The reality of the six-month rotating EU presidency is that the incumbent member state delivers little except a change of language for its successor. Our secret columnist in Brussels Schadenfreude investigates
All European Union presidencies announce their priorities. There is rarely anything new and the subjects are usually self-selecting. Greece has one innovation but it needs further explanation.
It is no surprise that the top of the Greek wish list is growth, job creation and cohesion – the overworked words. Cohesion is a buzzword although growth and job creation are vital Greek national objectives.
The presidency wants to improve the EU-euro relationship, which could mean anything. However, it will face problems if the ideas involve new impositions on non-euro members. It plans to realise the banking union. This has been around for some time as a proposal without movement and, indeed, some setback from Germany – a country that can often find itself paying.
One new objective is the ‘social development of the European Monetary Union’, a concept this observer does not understand. The presidency also intends to secure recognition of the positive benefits of intra-EU migration, a generous task but one that will be hard going.

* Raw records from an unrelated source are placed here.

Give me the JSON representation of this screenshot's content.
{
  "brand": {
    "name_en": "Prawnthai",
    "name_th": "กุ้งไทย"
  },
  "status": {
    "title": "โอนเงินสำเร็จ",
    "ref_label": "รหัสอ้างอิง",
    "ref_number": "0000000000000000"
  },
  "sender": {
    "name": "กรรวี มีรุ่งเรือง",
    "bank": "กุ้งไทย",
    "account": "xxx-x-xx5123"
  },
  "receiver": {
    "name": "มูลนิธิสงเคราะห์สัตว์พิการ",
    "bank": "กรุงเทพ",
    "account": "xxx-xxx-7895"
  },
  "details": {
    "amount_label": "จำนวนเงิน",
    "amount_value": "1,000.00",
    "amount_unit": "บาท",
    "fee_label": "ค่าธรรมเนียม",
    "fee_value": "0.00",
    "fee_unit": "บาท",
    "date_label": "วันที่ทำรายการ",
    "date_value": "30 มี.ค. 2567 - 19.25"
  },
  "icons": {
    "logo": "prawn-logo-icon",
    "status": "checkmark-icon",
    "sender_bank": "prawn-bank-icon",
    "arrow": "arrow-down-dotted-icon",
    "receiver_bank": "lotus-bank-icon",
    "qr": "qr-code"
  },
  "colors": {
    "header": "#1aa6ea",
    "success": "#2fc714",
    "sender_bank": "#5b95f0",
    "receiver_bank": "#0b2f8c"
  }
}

The innovation is the development of a EU maritime policy, not a matter of great interest to land-locked members but Greek ship owners might be looking for some advantage. The actual provision waits to be seen.
A notable omission from the list is mention of further enlargement. This will not please the list of applicants. Other the Greek priorities concern matters that every presidency has to tackle and bequeath to its successors. Another case of plus ça change, perhaps.